The research group provided new insights about the mechanisms of the two disorders and showed that the majority of the sites on the genome associated with higher diabetes risk will also be associated with a greater CHD risk.
“Identifying these gene variants associated with both type 2 diabetes and CHD risk in principle opens up opportunities to reduce the risk of both results with a single medication,” research co-senior writer Kenneth Saleheen, Ph.D., an assistant professor of Biostatistics and Epidemiology, said in a statement. “From a drug development perspective, it would make sense to concentrate on those pathways that are most closely linked to both disorders.”
Half of those identified sites had a link to a particular gene variant that affects risk for both diseases and also the common genetic risk factors influence biological pathways, such as immunity, cell regeneration and heart growth.

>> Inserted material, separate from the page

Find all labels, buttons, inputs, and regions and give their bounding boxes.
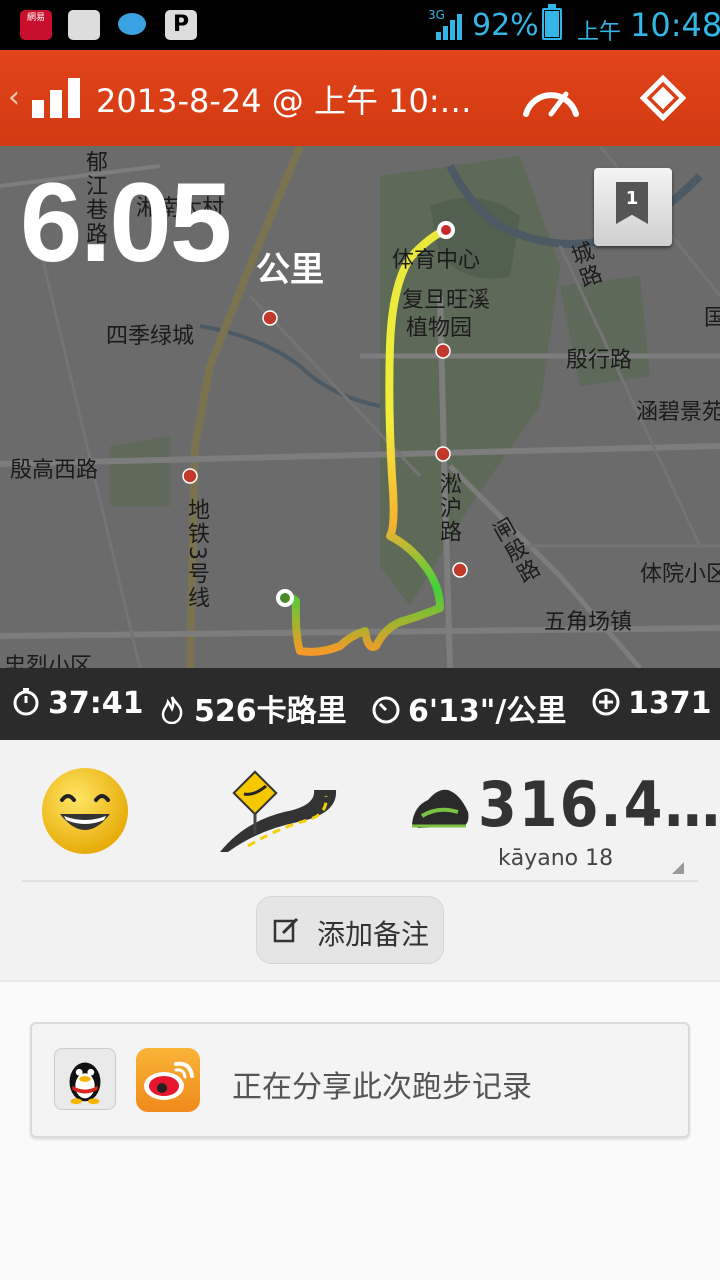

Of the eight particular gene variants closely associated with altered risk for both diseases, seven seemed to increase risk for both diseases. The eighth–a variant of this receptor for its cholesterol-transport protein ApoE–has been correlated with a higher diabetes risk but a reduce CHD risk.
They also found that the risk genes for type 2 diabetes are much more likely to be associated with greater CHD risk instead of the contrary.
“Using evidence from human genetics, it should be possible to design drugs for type-2 diabetes that have either neutral or beneficial effects on CHD risk,” Saleheen said. “However it is crucial to identify and further de-prioritize pathways that decrease the risk of type-2 diabetes but increase the risk of CHD.”
The researchers also found that the genomic regions implicated as dual diabetes-CHD hazard locations that encircle targets of some present drugs and diabetes-linked gene variants, often differ in their apparent effects on CHD risk, based on their mechanics.
Type 2 diabetes affects more than 380 million people globally.
“I am optimistic that with the advanced genomic engineering methods now available, we’ll be able to rapidly convert our human genetics observations to concrete details concerning the molecular mechanisms involved with both heart disease and diabetes,” co-senior author Benjamin Voight, Ph.D., an associate professor of Genetics, said in a statement.